Helia meringis ketika rerumputan menggores kakinya.

"Allan, aduh—"

Bruk!

Helia terjatuh ke depan.

Kakinya tadi terjegal karena batu yang tertutup lebatnya rumput, hingga akhirnya Helia jatuh.

"Allan, keluarlah. Ya Tuhan, aku jatuh." Helia berkomat-kamit, menahan kesal. Untung saja Helia tidak terluka akibat lebatnya rumput bisa menahan goresan dan cedera.

"Dasar payah."

Helia siap meledak ketika si pelaku yang mengatakannya payah hanya menatapnya sambil tersenyum geli.

Remaja berusia enam belas tahun itu tampak menawan dengan balutan pakaian semi-formal. Apalagi ditambah perak keabuan yang berantakan di berbagai sudut, dan tinggi tubuh yang semakin jangkung.

"Allan!" Helia memelotot.

Allan terkekeh geli dan mendekat. Dia lalu mengulurkan tangan, membantu Helia bangkit.

"Apa kamu terluka?" tanya Allan.

"Untungnya tidak." Helia menggeleng. "Terima kasih pada rumput yang tidak terpangkas, aku jadi tidak terluka."

"Apa kamu menyindirku sebagai pemilik istana tidak terawatini, hm?"

Helia mengalihkan pandang. "Mana mungkin aku berani padamu, Yang Mulia Pangeran."

"Dasar."

Helia merasakan sentuhan di kepalanya. Tangan Allan yang mengacak rambut hitam Helia hingga berantakan.

"Allan!" seru Helia dengan kesal.

Allan tertawa, lalu berlari menghindari Helia. Helia yang melihat hal tersebut, langsung mengejar Allan di taman yang tidak enak dipandang ini.

"Allan, berhenti!"

"Tidak mau."

Helia menghela napas, menghentikan langkahnya ketika dia merasa tubuhnya memanas dan napasnya memburu.

Ditambah detak jantung yang ketukannya seolah menggila, terkejar. Helia merasa risi. Mungkin dia merasa kalau ketukan ini diperoleh karena dia baru saja berlari.

Diliriknya Allan yang juga sudah berhenti berlari. Dia terlihat tampan, apalagi ketika dia tertimpa cahaya matahari langsung.

Helia jadi ingat ketika Nevada mengatakan padanya bahwa Allan merupakan pribadi yang tidak berperasaan. Helia jadi ingin mematahkan fakta itu di hadapan Nevada sekarang. Sebab, apa yang Helia alami selama dua tahun adalah sebuah perasaan manis.

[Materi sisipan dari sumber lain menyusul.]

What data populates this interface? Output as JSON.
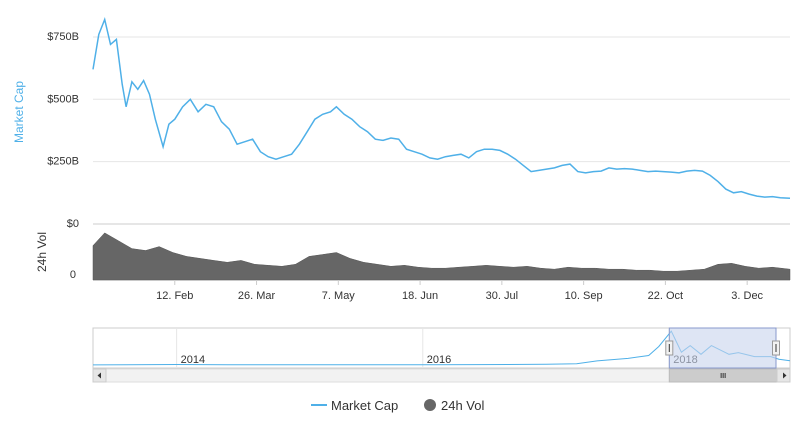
{
  "chart_data": {
    "type": "line",
    "colors": {
      "market_cap": "#4fb0e8",
      "volume": "#666666",
      "navigator_mask": "#c8d4ec"
    },
    "y_axis": {
      "title": "Market Cap",
      "ticks": [
        "$0",
        "$250B",
        "$500B",
        "$750B"
      ],
      "tick_values": [
        0,
        250,
        500,
        750
      ],
      "range": [
        0,
        850
      ]
    },
    "volume_axis": {
      "title": "24h Vol",
      "ticks": [
        "0"
      ]
    },
    "x_axis": {
      "ticks": [
        "12. Feb",
        "26. Mar",
        "7. May",
        "18. Jun",
        "30. Jul",
        "10. Sep",
        "22. Oct",
        "3. Dec"
      ],
      "tick_dates": [
        "2018-02-12",
        "2018-03-26",
        "2018-05-07",
        "2018-06-18",
        "2018-07-30",
        "2018-09-10",
        "2018-10-22",
        "2018-12-03"
      ],
      "range": [
        "2018-01-01",
        "2018-12-25"
      ]
    },
    "navigator": {
      "labels": [
        "2014",
        "2016",
        "2018"
      ],
      "label_dates": [
        "2014-01-01",
        "2016-01-01",
        "2018-01-01"
      ],
      "range": [
        "2013-04-28",
        "2018-12-25"
      ],
      "selected": [
        "2018-01-01",
        "2018-12-25"
      ]
    },
    "series": [
      {
        "name": "Market Cap",
        "unit": "$B",
        "points": [
          [
            "2018-01-01",
            620
          ],
          [
            "2018-01-04",
            760
          ],
          [
            "2018-01-07",
            820
          ],
          [
            "2018-01-10",
            720
          ],
          [
            "2018-01-13",
            740
          ],
          [
            "2018-01-16",
            560
          ],
          [
            "2018-01-18",
            470
          ],
          [
            "2018-01-21",
            570
          ],
          [
            "2018-01-24",
            540
          ],
          [
            "2018-01-27",
            575
          ],
          [
            "2018-01-30",
            520
          ],
          [
            "2018-02-02",
            420
          ],
          [
            "2018-02-06",
            310
          ],
          [
            "2018-02-09",
            400
          ],
          [
            "2018-02-12",
            420
          ],
          [
            "2018-02-16",
            470
          ],
          [
            "2018-02-20",
            500
          ],
          [
            "2018-02-24",
            450
          ],
          [
            "2018-02-28",
            480
          ],
          [
            "2018-03-04",
            470
          ],
          [
            "2018-03-08",
            410
          ],
          [
            "2018-03-12",
            380
          ],
          [
            "2018-03-16",
            320
          ],
          [
            "2018-03-20",
            330
          ],
          [
            "2018-03-24",
            340
          ],
          [
            "2018-03-28",
            290
          ],
          [
            "2018-04-01",
            270
          ],
          [
            "2018-04-05",
            260
          ],
          [
            "2018-04-09",
            270
          ],
          [
            "2018-04-13",
            280
          ],
          [
            "2018-04-17",
            320
          ],
          [
            "2018-04-21",
            370
          ],
          [
            "2018-04-25",
            420
          ],
          [
            "2018-04-29",
            440
          ],
          [
            "2018-05-03",
            450
          ],
          [
            "2018-05-06",
            470
          ],
          [
            "2018-05-10",
            440
          ],
          [
            "2018-05-14",
            420
          ],
          [
            "2018-05-18",
            390
          ],
          [
            "2018-05-22",
            370
          ],
          [
            "2018-05-26",
            340
          ],
          [
            "2018-05-30",
            335
          ],
          [
            "2018-06-03",
            345
          ],
          [
            "2018-06-07",
            340
          ],
          [
            "2018-06-11",
            300
          ],
          [
            "2018-06-15",
            290
          ],
          [
            "2018-06-19",
            280
          ],
          [
            "2018-06-23",
            265
          ],
          [
            "2018-06-27",
            260
          ],
          [
            "2018-07-01",
            270
          ],
          [
            "2018-07-05",
            275
          ],
          [
            "2018-07-09",
            280
          ],
          [
            "2018-07-13",
            265
          ],
          [
            "2018-07-17",
            290
          ],
          [
            "2018-07-21",
            300
          ],
          [
            "2018-07-25",
            300
          ],
          [
            "2018-07-29",
            295
          ],
          [
            "2018-08-02",
            280
          ],
          [
            "2018-08-06",
            260
          ],
          [
            "2018-08-10",
            235
          ],
          [
            "2018-08-14",
            210
          ],
          [
            "2018-08-18",
            215
          ],
          [
            "2018-08-22",
            220
          ],
          [
            "2018-08-26",
            225
          ],
          [
            "2018-08-30",
            235
          ],
          [
            "2018-09-03",
            240
          ],
          [
            "2018-09-07",
            210
          ],
          [
            "2018-09-11",
            205
          ],
          [
            "2018-09-15",
            210
          ],
          [
            "2018-09-19",
            212
          ],
          [
            "2018-09-23",
            225
          ],
          [
            "2018-09-27",
            220
          ],
          [
            "2018-10-01",
            222
          ],
          [
            "2018-10-05",
            220
          ],
          [
            "2018-10-09",
            215
          ],
          [
            "2018-10-13",
            210
          ],
          [
            "2018-10-17",
            212
          ],
          [
            "2018-10-21",
            210
          ],
          [
            "2018-10-25",
            208
          ],
          [
            "2018-10-29",
            205
          ],
          [
            "2018-11-02",
            212
          ],
          [
            "2018-11-06",
            215
          ],
          [
            "2018-11-10",
            212
          ],
          [
            "2018-11-14",
            195
          ],
          [
            "2018-11-18",
            170
          ],
          [
            "2018-11-22",
            140
          ],
          [
            "2018-11-26",
            125
          ],
          [
            "2018-11-30",
            130
          ],
          [
            "2018-12-04",
            120
          ],
          [
            "2018-12-08",
            112
          ],
          [
            "2018-12-12",
            108
          ],
          [
            "2018-12-16",
            110
          ],
          [
            "2018-12-20",
            105
          ],
          [
            "2018-12-25",
            103
          ]
        ]
      },
      {
        "name": "24h Vol",
        "unit": "$B",
        "points": [
          [
            "2018-01-01",
            35
          ],
          [
            "2018-01-07",
            48
          ],
          [
            "2018-01-14",
            40
          ],
          [
            "2018-01-21",
            32
          ],
          [
            "2018-01-28",
            30
          ],
          [
            "2018-02-04",
            34
          ],
          [
            "2018-02-11",
            28
          ],
          [
            "2018-02-18",
            24
          ],
          [
            "2018-02-25",
            22
          ],
          [
            "2018-03-04",
            20
          ],
          [
            "2018-03-11",
            18
          ],
          [
            "2018-03-18",
            20
          ],
          [
            "2018-03-25",
            16
          ],
          [
            "2018-04-01",
            15
          ],
          [
            "2018-04-08",
            14
          ],
          [
            "2018-04-15",
            16
          ],
          [
            "2018-04-22",
            24
          ],
          [
            "2018-04-29",
            26
          ],
          [
            "2018-05-06",
            28
          ],
          [
            "2018-05-13",
            22
          ],
          [
            "2018-05-20",
            18
          ],
          [
            "2018-05-27",
            16
          ],
          [
            "2018-06-03",
            14
          ],
          [
            "2018-06-10",
            15
          ],
          [
            "2018-06-17",
            13
          ],
          [
            "2018-06-24",
            12
          ],
          [
            "2018-07-01",
            12
          ],
          [
            "2018-07-08",
            13
          ],
          [
            "2018-07-15",
            14
          ],
          [
            "2018-07-22",
            15
          ],
          [
            "2018-07-29",
            14
          ],
          [
            "2018-08-05",
            13
          ],
          [
            "2018-08-12",
            14
          ],
          [
            "2018-08-19",
            12
          ],
          [
            "2018-08-26",
            11
          ],
          [
            "2018-09-02",
            13
          ],
          [
            "2018-09-09",
            12
          ],
          [
            "2018-09-16",
            12
          ],
          [
            "2018-09-23",
            11
          ],
          [
            "2018-09-30",
            11
          ],
          [
            "2018-10-07",
            10
          ],
          [
            "2018-10-14",
            10
          ],
          [
            "2018-10-21",
            9
          ],
          [
            "2018-10-28",
            9
          ],
          [
            "2018-11-04",
            10
          ],
          [
            "2018-11-11",
            11
          ],
          [
            "2018-11-18",
            16
          ],
          [
            "2018-11-25",
            17
          ],
          [
            "2018-12-02",
            14
          ],
          [
            "2018-12-09",
            12
          ],
          [
            "2018-12-16",
            13
          ],
          [
            "2018-12-25",
            11
          ]
        ]
      }
    ],
    "navigator_series": [
      [
        "2013-04-28",
        1.5
      ],
      [
        "2014-01-01",
        12
      ],
      [
        "2014-06-01",
        8
      ],
      [
        "2015-01-01",
        4
      ],
      [
        "2015-06-01",
        4
      ],
      [
        "2016-01-01",
        6
      ],
      [
        "2016-06-01",
        10
      ],
      [
        "2017-01-01",
        17
      ],
      [
        "2017-04-01",
        30
      ],
      [
        "2017-06-01",
        100
      ],
      [
        "2017-09-01",
        160
      ],
      [
        "2017-11-01",
        230
      ],
      [
        "2017-12-01",
        450
      ],
      [
        "2018-01-07",
        820
      ],
      [
        "2018-02-06",
        310
      ],
      [
        "2018-03-04",
        470
      ],
      [
        "2018-04-05",
        260
      ],
      [
        "2018-05-06",
        470
      ],
      [
        "2018-06-27",
        260
      ],
      [
        "2018-07-25",
        300
      ],
      [
        "2018-09-11",
        205
      ],
      [
        "2018-10-29",
        205
      ],
      [
        "2018-11-22",
        140
      ],
      [
        "2018-12-25",
        103
      ]
    ],
    "legend": {
      "position": "bottom-center",
      "items": [
        {
          "label": "Market Cap",
          "symbol": "line"
        },
        {
          "label": "24h Vol",
          "symbol": "circle"
        }
      ]
    }
  }
}
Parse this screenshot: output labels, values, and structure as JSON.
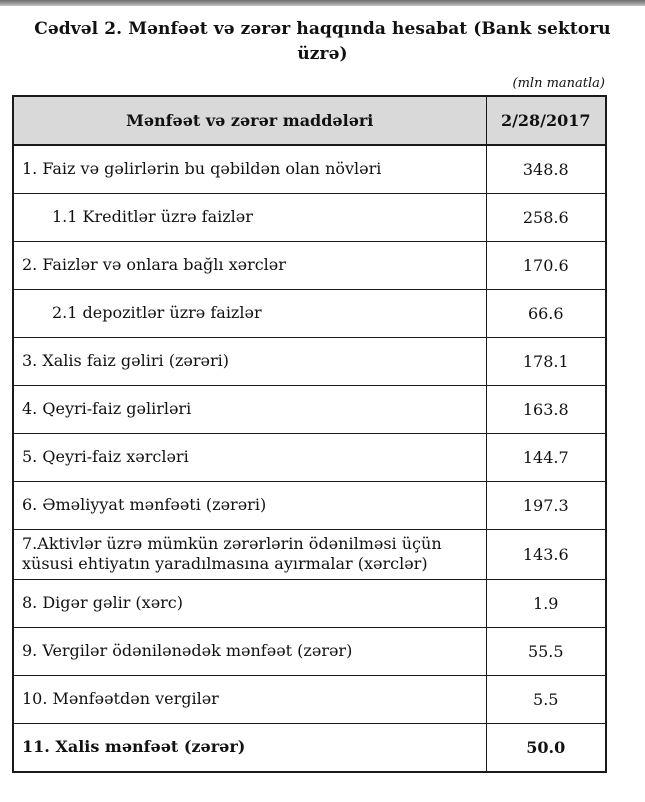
{
  "page": {
    "title": "Cədvəl 2. Mənfəət və zərər haqqında hesabat (Bank sektoru üzrə)",
    "unit_note": "(mln manatla)"
  },
  "table": {
    "header": {
      "items_label": "Mənfəət və zərər maddələri",
      "date_label": "2/28/2017"
    },
    "rows": [
      {
        "label": "1. Faiz və gəlirlərin bu qəbildən olan növləri",
        "value": "348.8",
        "indent": false,
        "bold": false
      },
      {
        "label": "1.1 Kreditlər üzrə faizlər",
        "value": "258.6",
        "indent": true,
        "bold": false
      },
      {
        "label": "2. Faizlər və onlara bağlı xərclər",
        "value": "170.6",
        "indent": false,
        "bold": false
      },
      {
        "label": "2.1 depozitlər üzrə faizlər",
        "value": "66.6",
        "indent": true,
        "bold": false
      },
      {
        "label": "3. Xalis faiz gəliri (zərəri)",
        "value": "178.1",
        "indent": false,
        "bold": false
      },
      {
        "label": "4. Qeyri-faiz gəlirləri",
        "value": "163.8",
        "indent": false,
        "bold": false
      },
      {
        "label": "5. Qeyri-faiz xərcləri",
        "value": "144.7",
        "indent": false,
        "bold": false
      },
      {
        "label": "6. Əməliyyat mənfəəti (zərəri)",
        "value": "197.3",
        "indent": false,
        "bold": false
      },
      {
        "label": "7.Aktivlər üzrə mümkün zərərlərin ödənilməsi üçün xüsusi ehtiyatın yaradılmasına ayırmalar (xərclər)",
        "value": "143.6",
        "indent": false,
        "bold": false
      },
      {
        "label": "8. Digər gəlir (xərc)",
        "value": "1.9",
        "indent": false,
        "bold": false
      },
      {
        "label": "9. Vergilər ödənilənədək mənfəət (zərər)",
        "value": "55.5",
        "indent": false,
        "bold": false
      },
      {
        "label": "10. Mənfəətdən vergilər",
        "value": "5.5",
        "indent": false,
        "bold": false
      },
      {
        "label": "11. Xalis mənfəət (zərər)",
        "value": "50.0",
        "indent": false,
        "bold": true
      }
    ]
  },
  "colors": {
    "header_bg": "#d9d9d9",
    "border": "#1a1a1a",
    "top_bar_dark": "#6f6f6f",
    "top_bar_light": "#c6c6c6",
    "text": "#111111",
    "page_bg": "#ffffff"
  }
}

Perasaan yang dia perlukan. Kebahagiaan, rasa dibutuhkan, kasih sayang, hubungan yang kentara. Helia membutuhkan semuanya.

"Helia, kemari."

Helia bereaksi pada panggilan Allan, dengan langkah pelan, Helia mendekati Allan.

"Ada apa?"

"Lihat, dandelion." Allan menunjuk ke tanah, lebih tepatnya pada sebatang bunga dandelion.

Helia mengikuti arah tunjuk Allan. Dia melihat beberapa bunga dandelion menghilang, terbang dibawa oleh barang dalam atmosfer.

"Kamu lihat, ada berapa dandelion di sini?"

"Hanya satu, Allan."

"Benar." Allan mengangguk, lalu melirik Helia sekilas. "Hanya satu. Jika dia sendirian, maka banyak orang yang akan menginjak-injaknya tanpa merasa risi. Lalu membiarkan bunga ini sendirian dengan kelopaknya yang tidak lagi sempurna."

Helia menyimak kalimat Allan yang entah akan membawanya pada topik seperti apa.

"Tapi bayangkan, Helia. Jika ada ribuan bunga seperti ini, diinjak-injak, maka yang menjadi korban adalah si pelaku penginjakan."

"Mengapa itu?"

Allan tersenyum miring, dia memetik satu bunga liar tersebut. "Karena kelopak-kelopak dandelion akan beterbangan di angkasa ketika diinjak, dan ribuan kelopak tersebut akan bergantian menyerang si pelaku."

Di akhir kalimatnya, dandelion di tangan Allan hancur karena diremas oleh telapak tangan. Kelopaknya beterbangan terbawa angin, batangnya patah dengan menyedihkan. Allan lalu membuangnya dan berdiri tegap sambil menatap Helia.

"Sudahi permainan kekanakan ini, Helia. Kamu mau permainan yang lebih seru lagi?"

Helia menatap Allan yang masih dengan pandangan seriusnya.

"Apa itu?"

"Berburu ribuan dandelion dan menjadikannya sebagai satu pasukan untuk menumbangkan ribuan musuh."

Helia tidak salah lihat jika seringaian di wajah Allan terlihat kentara, tetapi di satu waktu juga terlihat menyedihkan.

***

"Allan, apa ini benar-benar tidak apa?"

Allan memutar matanya pada pertanyaan Helia yang keempat kalinya pada lima menit terakhir.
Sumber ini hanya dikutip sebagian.